Never has a Western document provoked such panic among the ranks of the Muslim Brotherhood. The most inflamed see it as a “declaration of war” and threaten to take revenge. The most cunning adopt a low profile, fearing a ban on the Brotherhood.
In a hearing held on 11 July 2018 under the title of “The threat of the Muslim Brotherhood to the United States and its interests”, the US Congress Subcommittee on National Security presented a report with extremely alarming conclusions, describing the Brotherhood founded in 1928 by the Egyptian Hassan Al-Banna as “a radical Islamist organization that has expanded into a network of branches in over 70 countries”.
To define the scope of the threat posed to the United States and the world by the Muslim Brotherhood, the committee based its conclusions on testimonies and expert reports by a group of eminent analysts made up of Hillel Fradkin (Hudson Institute), Jonathan Schanzer (Foundation for Defence of Democracies), Zuhdi Jasser (American Islamic Forum for Democracy), Daniel Benjamin, Norman E. McCulloch Jr. and John Sloan Dickey (Center for International Understanding, Dartmouth College) and Ambassador Ryan Crocker, Diplomat in Residence at Princeton University.
The committee produced a highly detailed 90-page report titled “The Muslim Brotherhood’s Global Threat”, concluding that the Muslim Brotherhood constitutes “an influential global movement whose different branches work to promote a radical and extremely violent ideology, even though some of these branches are not directly involved in terrorism”.
At the end of the hearing, the Chair of the Congress Subcommittee, Ron DeSantis openly acknowledged that “US policy has not taken into account the radical behaviour of the Muslim Brotherhood and its support for terrorist groups”. This admission is seen as an early indication of the will of the US Congress and the Trump Administration to classify the Muslim Brotherhood as a terrorist organization.
In the face of this threat on the horizon, the headquarters of the Muslim Brotherhood remained discreet, restricting itself to the usual rhetoric by accusing the US committee report of being part of a “campaign led by the religious extreme Right in the United States against Islam”. However, certain offshoots of the Muslim Brotherhood, particularly in Libya, have called this report a “declaration of war”.

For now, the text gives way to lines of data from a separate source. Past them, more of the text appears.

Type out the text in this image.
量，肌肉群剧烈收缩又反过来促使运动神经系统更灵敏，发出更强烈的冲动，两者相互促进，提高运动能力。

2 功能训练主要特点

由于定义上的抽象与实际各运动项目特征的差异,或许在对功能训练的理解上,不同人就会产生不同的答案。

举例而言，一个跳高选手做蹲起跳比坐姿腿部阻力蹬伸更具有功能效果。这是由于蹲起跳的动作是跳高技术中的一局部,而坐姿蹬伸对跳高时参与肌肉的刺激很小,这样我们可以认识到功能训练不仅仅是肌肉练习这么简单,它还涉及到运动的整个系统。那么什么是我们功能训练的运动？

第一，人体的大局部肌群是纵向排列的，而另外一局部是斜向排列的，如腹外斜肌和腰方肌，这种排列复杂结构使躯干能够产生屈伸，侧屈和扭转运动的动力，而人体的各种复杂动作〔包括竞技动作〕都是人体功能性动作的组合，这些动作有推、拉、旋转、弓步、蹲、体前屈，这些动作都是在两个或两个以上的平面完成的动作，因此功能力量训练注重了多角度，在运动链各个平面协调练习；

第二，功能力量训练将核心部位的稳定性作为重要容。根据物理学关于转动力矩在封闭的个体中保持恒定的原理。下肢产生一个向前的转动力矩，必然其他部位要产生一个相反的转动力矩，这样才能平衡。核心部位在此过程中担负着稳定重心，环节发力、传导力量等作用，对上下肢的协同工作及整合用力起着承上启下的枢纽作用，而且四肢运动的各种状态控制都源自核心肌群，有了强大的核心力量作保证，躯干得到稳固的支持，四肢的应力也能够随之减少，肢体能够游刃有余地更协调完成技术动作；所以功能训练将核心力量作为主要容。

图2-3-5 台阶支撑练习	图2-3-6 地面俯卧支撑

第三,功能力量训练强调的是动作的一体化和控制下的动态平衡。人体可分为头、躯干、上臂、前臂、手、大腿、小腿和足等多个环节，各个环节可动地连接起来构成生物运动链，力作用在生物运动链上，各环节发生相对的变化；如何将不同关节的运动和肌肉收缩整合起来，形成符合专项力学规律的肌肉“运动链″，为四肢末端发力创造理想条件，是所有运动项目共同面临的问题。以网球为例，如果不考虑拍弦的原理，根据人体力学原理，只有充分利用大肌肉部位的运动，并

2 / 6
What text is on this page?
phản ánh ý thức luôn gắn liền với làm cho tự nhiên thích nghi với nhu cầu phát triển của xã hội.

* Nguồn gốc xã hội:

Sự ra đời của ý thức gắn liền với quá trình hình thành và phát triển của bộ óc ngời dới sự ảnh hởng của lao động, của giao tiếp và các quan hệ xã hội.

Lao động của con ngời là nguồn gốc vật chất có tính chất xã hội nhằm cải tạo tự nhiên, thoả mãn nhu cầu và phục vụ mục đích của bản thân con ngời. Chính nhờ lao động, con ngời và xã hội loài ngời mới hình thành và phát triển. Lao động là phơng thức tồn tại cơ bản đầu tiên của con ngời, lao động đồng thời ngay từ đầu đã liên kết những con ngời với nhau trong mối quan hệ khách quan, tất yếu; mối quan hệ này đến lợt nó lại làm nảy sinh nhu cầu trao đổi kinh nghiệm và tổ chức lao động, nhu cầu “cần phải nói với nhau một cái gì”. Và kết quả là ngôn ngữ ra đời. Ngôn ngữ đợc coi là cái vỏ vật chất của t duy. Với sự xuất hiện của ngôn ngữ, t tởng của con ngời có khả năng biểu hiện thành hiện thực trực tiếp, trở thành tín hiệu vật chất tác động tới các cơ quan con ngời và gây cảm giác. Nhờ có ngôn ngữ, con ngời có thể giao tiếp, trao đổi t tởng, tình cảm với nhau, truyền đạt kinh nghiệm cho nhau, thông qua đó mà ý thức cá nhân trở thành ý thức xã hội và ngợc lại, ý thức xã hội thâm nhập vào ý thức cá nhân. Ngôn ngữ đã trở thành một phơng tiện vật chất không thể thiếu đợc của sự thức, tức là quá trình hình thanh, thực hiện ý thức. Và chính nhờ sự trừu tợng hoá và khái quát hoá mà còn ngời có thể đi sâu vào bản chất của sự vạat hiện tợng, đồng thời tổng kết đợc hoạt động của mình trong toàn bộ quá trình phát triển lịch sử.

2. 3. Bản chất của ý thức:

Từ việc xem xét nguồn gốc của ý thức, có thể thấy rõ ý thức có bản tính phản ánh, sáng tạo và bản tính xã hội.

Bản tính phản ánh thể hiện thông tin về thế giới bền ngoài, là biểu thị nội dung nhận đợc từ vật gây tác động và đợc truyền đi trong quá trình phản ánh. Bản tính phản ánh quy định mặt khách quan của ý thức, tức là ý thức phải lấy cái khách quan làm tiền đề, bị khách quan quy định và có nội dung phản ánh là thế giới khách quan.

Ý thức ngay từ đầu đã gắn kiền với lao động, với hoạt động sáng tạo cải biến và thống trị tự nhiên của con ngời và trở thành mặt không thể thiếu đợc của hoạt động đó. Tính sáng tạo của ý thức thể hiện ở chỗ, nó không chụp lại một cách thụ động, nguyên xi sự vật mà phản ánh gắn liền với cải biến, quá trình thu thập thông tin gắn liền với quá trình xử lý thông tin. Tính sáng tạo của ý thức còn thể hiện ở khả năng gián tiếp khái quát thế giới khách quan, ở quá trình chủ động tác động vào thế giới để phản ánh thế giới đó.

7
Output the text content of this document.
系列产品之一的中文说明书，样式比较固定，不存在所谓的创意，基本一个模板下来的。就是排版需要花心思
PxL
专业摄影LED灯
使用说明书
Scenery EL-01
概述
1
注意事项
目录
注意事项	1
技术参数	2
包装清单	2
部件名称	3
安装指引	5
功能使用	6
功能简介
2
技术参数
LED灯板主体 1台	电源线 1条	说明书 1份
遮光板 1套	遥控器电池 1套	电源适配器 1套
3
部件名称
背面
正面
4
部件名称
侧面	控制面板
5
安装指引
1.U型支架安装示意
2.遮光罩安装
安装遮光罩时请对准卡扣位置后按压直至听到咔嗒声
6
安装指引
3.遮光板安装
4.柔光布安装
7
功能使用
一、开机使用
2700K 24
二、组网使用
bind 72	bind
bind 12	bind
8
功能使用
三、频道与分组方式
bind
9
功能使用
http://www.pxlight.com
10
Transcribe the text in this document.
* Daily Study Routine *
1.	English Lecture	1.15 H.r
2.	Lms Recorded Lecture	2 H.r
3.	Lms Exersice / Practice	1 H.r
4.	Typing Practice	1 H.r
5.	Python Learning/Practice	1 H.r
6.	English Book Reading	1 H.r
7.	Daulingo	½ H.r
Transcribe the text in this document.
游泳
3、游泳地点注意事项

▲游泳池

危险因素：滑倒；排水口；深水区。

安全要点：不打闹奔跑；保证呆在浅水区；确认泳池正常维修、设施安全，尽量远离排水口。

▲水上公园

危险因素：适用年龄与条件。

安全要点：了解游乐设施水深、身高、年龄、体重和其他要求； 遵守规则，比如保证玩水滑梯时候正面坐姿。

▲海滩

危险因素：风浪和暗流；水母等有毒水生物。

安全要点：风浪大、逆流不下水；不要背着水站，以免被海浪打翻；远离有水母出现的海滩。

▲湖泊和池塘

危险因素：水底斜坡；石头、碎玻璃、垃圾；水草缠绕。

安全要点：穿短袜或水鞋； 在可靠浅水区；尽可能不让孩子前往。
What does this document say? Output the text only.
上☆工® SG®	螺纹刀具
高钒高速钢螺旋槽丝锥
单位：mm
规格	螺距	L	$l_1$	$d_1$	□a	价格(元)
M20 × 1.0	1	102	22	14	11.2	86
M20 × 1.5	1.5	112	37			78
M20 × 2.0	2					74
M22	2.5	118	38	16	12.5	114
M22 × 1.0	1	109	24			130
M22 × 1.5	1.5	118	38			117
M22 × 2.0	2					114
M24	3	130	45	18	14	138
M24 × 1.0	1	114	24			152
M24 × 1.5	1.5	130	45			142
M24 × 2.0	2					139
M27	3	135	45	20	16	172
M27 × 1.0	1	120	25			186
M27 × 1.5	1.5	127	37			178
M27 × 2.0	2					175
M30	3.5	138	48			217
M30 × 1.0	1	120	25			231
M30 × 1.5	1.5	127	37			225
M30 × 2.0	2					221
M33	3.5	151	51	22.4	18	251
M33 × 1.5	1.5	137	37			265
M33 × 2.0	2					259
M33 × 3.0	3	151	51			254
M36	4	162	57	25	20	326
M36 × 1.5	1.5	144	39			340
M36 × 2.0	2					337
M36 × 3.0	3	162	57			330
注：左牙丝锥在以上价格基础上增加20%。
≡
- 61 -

For instance, Khaled El-Mashri, the head of the “Justice and Construction Party”, the political showcase of the Muslim Brotherhood in Libya, was quick to meet with Stephanie Williams, who he knew when she was acting ambasador in the US Embassy in Libya, and who had just been appointed assistant representative of the United Nations in the country, to “ask her for clarification”, while warning her that the report could have “dangerous consequences”.
For his part, the Head of the Military Council of Tripoli, the former Jihadist affiliated to al-Qaida Abdelhakim Belhadj, who is presently close to the Muslim Brotherhood, sounded an even more threatening note. According to a confidential European document, he would have cautioned a Western source with whom he had spoken in Istanbul that the report by the Congress constituted, as he saw it, “a declaration of war by the United States and their Emirati allies against the Muslim Brotherhood”, while warning his interlocutor that this “would have consequences, including in Libya”.
At the moment, these threats remain at the level of verbal intimidation. However, if the Trump Administration decided to carry out its threats to classify the Muslim Brotherhood as a terrorist organisation, there is no doubt that the armed wing of the Brotherhood would not hesitate to turn words into deeds.